10.4 Gift vouchers may only be used to purchase goods, not additional gift vouchers.

10.5 If the voucher balance is insufficient, the difference can be paid using an offered payment method. No cash payout and no interest.

10.6 Gift vouchers are generally transferable; we may discharge our obligation with releasing effect to the respective holder who redeems the voucher, unless we are aware (or grossly negligently unaware) of a lack of entitlement.


11. Governing Law

11.1 German law applies, excluding the UN Convention on Contracts for the International Sale of Goods (CISG).

11.2 For Consumers within the EU, this choice of law applies only insofar as mandatory consumer protection provisions of the state of habitual residence are not overridden.

11.3 For customers in the United States, this choice of law applies to the fullest extent permitted by applicable law. Nothing in these T&C shall limit or exclude any mandatory consumer protection rights that may apply under the laws of the customer's state of residence, including but not limited to the laws of the State of California.


12. Jurisdiction

12.1 If the customer is a merchant, a legal entity under public law or a special fund under public law, the exclusive place of jurisdiction is our registered office. We are also entitled to bring proceedings at the customer's place of business.

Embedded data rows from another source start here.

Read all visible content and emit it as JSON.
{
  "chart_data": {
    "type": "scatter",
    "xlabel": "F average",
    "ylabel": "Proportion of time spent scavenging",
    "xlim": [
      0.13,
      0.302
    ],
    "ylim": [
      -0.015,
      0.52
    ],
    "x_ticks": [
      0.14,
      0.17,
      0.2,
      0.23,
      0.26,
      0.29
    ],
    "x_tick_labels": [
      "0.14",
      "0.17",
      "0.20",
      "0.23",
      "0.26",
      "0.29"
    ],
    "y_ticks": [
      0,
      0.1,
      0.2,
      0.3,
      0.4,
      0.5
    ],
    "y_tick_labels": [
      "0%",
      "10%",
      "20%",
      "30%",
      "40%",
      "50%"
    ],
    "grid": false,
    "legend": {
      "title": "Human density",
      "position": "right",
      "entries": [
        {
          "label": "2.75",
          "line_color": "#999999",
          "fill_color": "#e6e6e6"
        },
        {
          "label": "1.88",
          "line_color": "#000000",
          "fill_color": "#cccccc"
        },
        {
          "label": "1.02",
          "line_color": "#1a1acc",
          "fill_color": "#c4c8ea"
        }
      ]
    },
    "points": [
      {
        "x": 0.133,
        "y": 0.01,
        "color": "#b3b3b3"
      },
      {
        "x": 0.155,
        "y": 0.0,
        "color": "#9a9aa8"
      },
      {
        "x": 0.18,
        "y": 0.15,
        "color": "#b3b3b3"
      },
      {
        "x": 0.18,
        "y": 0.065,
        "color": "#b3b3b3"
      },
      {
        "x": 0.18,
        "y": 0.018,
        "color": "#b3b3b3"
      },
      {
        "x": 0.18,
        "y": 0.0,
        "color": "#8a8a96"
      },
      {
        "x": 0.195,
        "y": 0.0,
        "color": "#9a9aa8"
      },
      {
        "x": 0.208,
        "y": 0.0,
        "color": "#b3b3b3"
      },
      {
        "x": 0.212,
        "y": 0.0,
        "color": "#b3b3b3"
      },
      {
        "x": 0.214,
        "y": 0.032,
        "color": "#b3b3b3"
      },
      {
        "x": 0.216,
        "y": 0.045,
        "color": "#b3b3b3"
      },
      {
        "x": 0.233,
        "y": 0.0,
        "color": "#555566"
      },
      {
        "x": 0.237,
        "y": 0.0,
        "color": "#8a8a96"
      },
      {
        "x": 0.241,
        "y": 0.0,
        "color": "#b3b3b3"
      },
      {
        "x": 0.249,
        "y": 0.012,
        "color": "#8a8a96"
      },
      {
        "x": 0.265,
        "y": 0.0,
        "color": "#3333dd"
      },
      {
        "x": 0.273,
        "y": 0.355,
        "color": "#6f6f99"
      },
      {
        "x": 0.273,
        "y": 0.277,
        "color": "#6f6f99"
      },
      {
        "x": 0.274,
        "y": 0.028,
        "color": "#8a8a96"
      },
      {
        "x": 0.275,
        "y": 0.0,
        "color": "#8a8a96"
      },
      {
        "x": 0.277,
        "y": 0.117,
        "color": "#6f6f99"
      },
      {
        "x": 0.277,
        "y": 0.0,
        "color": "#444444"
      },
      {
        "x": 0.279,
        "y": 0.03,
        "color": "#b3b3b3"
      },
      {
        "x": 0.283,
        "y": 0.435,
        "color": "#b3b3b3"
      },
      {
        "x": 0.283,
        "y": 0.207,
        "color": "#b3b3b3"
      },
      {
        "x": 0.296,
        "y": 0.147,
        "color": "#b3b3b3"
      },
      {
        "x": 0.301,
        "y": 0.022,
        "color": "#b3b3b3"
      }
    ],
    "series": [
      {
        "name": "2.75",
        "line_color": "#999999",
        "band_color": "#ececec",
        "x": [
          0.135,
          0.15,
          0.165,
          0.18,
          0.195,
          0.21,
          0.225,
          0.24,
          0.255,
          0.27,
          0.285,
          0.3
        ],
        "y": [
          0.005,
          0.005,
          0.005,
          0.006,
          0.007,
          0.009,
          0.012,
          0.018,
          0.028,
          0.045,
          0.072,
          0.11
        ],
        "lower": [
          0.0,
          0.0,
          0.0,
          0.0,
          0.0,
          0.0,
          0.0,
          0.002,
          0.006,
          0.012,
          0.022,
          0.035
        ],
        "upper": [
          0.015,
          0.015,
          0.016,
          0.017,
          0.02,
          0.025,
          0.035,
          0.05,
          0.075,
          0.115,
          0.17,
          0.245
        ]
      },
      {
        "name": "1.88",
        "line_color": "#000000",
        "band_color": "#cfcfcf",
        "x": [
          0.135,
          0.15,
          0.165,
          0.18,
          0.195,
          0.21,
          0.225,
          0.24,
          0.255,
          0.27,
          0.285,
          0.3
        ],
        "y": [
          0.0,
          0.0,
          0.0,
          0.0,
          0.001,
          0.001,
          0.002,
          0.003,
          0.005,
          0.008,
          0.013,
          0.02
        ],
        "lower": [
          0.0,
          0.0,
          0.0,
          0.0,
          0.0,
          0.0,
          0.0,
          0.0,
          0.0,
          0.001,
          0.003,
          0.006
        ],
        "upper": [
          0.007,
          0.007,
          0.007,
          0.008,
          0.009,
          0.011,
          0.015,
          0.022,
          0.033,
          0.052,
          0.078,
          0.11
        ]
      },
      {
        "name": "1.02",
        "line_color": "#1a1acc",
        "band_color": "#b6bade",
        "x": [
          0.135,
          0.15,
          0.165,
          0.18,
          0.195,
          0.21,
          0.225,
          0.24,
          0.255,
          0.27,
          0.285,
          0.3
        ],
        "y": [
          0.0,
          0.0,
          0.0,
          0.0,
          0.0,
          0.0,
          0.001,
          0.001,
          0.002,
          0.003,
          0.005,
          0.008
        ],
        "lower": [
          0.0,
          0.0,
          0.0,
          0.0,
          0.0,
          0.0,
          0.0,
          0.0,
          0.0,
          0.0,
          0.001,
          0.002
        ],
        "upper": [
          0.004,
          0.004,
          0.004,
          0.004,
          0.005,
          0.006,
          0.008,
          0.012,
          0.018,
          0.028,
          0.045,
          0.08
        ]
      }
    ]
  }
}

12.2 For US customers: Any disputes arising from or in connection with these T&C or any order shall be subject to the jurisdiction of the competent courts at the Seller's registered office in Germany, to the extent permitted by applicable law.


13. Alternative Dispute Resolution (Consumers)

13.1 EU Consumers: We are neither obliged nor willing to participate in dispute resolution proceedings before a consumer arbitration board.